I explained it like this to my therapist: It feels like I’ve been playing a game of Mario 64 (or any video game where the characters go on a goal oriented adventure). I know that I have to go save Peach. I know that in the castle is where I have to go to jump into the pictures and beat all the challenges so I can eventually get to Bowser to beat him and save the day. But rather than go where I knew I was meant to, because it’s scary, I decided to jump into the water around the castle and swim around aimlessly or run into the woods on the side chasing nothing. Now, I feel like I’ve come back from this detour. I am now back on the mission. I’m back on the path.


I feel like me again.


I can tell you it is so interesting to go through this after years of following my intuition and teaching on it. It was an extremely humbling experience because it is easy to think you’re no longer prey to the “human” experience of getting stuck or leading with fear. And perhaps that was part of the reason this happened–to humble me, to remind me, to better connect with my clients. But it is clear I also have had years of unresolved trauma to work through that had wiggled its way into my life in ways I would otherwise not have detected. When we think of trauma responses, we think of flashbacks and nightmares and flinching and triggers. We forget that when it has been your normal for so long, that subtle behaviors — like doing what others tell you or following the path to who they want you to become can also be a piece of this. I’m still working on some of this. We are always working on ourselves. Forever. And there is nothing wrong with that. It’s simply part of being human. To explore, to love, to feel, to heal, to grow.

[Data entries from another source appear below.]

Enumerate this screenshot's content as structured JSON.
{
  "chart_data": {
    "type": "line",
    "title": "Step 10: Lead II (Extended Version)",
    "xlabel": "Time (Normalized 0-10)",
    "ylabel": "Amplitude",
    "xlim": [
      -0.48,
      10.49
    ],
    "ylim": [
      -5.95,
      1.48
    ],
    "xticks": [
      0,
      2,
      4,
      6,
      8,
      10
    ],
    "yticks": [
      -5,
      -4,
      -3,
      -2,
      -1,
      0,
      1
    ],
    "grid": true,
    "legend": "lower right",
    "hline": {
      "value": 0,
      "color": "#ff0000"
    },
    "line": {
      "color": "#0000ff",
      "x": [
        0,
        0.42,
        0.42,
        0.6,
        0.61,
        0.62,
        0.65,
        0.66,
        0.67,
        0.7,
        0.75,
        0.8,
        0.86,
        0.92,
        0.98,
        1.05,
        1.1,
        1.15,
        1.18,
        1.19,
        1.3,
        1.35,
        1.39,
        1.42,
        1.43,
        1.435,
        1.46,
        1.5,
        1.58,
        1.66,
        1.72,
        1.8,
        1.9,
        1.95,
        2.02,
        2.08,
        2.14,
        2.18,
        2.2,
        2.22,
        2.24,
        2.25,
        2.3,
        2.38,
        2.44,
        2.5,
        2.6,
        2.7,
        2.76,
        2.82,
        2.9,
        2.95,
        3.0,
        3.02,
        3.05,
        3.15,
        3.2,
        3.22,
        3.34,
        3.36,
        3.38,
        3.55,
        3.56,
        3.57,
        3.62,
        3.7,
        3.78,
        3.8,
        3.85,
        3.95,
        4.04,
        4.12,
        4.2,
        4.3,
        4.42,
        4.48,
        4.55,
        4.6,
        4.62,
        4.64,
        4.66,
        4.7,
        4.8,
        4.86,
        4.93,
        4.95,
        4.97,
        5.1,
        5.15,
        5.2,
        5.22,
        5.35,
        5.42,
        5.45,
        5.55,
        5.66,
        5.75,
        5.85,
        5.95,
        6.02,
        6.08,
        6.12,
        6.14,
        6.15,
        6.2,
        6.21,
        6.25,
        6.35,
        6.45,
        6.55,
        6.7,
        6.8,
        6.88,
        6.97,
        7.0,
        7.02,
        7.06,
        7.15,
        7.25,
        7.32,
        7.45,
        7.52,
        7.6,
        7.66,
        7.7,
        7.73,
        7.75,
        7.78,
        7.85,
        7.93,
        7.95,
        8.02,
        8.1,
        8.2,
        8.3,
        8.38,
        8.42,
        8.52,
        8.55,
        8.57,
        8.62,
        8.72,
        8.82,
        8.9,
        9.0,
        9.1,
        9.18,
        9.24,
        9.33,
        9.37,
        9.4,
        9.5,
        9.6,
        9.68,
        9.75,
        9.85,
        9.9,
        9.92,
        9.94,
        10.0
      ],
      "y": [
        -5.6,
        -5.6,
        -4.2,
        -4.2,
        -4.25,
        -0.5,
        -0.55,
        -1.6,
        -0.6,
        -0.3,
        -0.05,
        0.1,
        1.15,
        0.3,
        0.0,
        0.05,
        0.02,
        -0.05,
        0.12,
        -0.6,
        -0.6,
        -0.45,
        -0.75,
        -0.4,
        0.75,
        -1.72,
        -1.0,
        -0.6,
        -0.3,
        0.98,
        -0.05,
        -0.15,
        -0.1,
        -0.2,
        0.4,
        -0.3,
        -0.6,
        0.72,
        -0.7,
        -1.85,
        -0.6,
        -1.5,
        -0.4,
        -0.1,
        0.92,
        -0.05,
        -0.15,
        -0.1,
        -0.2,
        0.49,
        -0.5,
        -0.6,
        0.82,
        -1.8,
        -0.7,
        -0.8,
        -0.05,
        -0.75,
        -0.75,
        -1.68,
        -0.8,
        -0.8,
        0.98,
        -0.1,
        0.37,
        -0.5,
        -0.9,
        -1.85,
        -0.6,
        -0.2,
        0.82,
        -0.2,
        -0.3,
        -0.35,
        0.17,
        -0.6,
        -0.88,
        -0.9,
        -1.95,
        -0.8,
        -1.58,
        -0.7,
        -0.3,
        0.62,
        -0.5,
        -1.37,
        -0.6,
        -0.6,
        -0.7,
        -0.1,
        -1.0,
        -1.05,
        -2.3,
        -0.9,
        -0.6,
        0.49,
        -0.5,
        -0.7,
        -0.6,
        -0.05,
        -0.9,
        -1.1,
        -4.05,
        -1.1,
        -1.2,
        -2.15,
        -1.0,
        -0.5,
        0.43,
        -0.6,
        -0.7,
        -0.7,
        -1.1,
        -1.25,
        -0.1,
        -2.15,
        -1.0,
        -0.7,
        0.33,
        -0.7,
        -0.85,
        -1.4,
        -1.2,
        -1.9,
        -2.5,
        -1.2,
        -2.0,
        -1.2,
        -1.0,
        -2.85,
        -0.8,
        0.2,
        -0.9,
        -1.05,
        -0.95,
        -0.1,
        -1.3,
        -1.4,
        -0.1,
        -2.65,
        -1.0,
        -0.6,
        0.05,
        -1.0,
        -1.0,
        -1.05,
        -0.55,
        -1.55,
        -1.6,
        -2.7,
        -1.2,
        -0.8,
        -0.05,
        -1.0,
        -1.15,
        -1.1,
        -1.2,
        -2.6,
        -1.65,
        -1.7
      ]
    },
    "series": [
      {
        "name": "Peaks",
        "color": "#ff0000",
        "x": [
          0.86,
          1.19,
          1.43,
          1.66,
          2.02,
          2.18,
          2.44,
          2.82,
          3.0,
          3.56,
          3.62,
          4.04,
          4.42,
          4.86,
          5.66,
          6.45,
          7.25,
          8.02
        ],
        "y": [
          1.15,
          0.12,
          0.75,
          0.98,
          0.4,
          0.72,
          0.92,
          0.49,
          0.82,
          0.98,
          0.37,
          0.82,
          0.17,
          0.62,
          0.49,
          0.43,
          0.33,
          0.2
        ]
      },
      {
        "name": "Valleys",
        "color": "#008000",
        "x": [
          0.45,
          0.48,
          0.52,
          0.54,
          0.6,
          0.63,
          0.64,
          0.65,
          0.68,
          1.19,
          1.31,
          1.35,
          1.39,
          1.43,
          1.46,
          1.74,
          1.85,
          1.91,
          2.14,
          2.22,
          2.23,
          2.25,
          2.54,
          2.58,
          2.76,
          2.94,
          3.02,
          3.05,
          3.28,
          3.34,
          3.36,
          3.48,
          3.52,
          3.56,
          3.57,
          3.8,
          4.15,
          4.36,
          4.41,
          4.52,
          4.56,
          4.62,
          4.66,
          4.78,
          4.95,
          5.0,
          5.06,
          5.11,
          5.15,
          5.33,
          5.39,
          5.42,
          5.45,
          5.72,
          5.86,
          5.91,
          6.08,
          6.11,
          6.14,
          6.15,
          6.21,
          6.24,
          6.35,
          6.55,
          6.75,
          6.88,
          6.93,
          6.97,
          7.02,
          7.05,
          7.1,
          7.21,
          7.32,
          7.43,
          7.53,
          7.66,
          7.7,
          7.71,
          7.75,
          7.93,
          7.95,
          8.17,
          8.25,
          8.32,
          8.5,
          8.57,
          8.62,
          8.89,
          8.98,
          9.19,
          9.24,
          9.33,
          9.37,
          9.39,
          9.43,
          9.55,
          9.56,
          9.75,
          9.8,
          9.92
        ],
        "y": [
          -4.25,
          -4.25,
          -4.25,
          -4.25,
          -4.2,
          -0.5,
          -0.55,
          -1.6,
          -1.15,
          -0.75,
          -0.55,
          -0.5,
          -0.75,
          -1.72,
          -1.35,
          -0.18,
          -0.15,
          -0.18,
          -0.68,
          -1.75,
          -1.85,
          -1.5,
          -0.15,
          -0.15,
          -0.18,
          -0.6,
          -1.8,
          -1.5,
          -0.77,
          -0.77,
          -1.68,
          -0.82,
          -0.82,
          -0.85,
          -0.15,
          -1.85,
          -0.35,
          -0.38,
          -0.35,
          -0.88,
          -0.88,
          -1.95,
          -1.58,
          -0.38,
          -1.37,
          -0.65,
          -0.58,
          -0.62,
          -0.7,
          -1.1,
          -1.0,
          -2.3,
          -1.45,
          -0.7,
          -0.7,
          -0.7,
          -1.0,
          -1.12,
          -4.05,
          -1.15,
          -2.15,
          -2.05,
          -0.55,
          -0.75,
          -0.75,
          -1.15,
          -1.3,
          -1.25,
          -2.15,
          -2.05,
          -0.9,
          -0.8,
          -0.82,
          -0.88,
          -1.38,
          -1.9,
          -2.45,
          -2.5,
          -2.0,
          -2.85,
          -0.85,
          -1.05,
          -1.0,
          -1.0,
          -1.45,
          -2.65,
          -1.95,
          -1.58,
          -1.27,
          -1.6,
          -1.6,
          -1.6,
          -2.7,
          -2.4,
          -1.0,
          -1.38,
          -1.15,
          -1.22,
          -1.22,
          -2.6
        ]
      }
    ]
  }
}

I had to face the truth that what I was doing and where I was going was not based on my dreams, goals, or wants. I was living and doing for others–for memories that told me I’m not good enough, that I need to be more, that I need to choose “important” sounding jobs.


Accepting our truths can be horrifying. And life altering. Because once we let that truth come to the forefront of our mind it has just become real. And when something is real, we have to do something about it. We cant ignore it any longer.


But when we accept our truth, we can’t possibly imagine how overwhelmingly amazing it feels. To be back on that EAC, floating freely, weightless, joy-full. To know who you are, to know what you want, to live as you are, and to exist in your truth.




… Anyway, apparently vision boards work really well. So try it sometime! (hahaha!)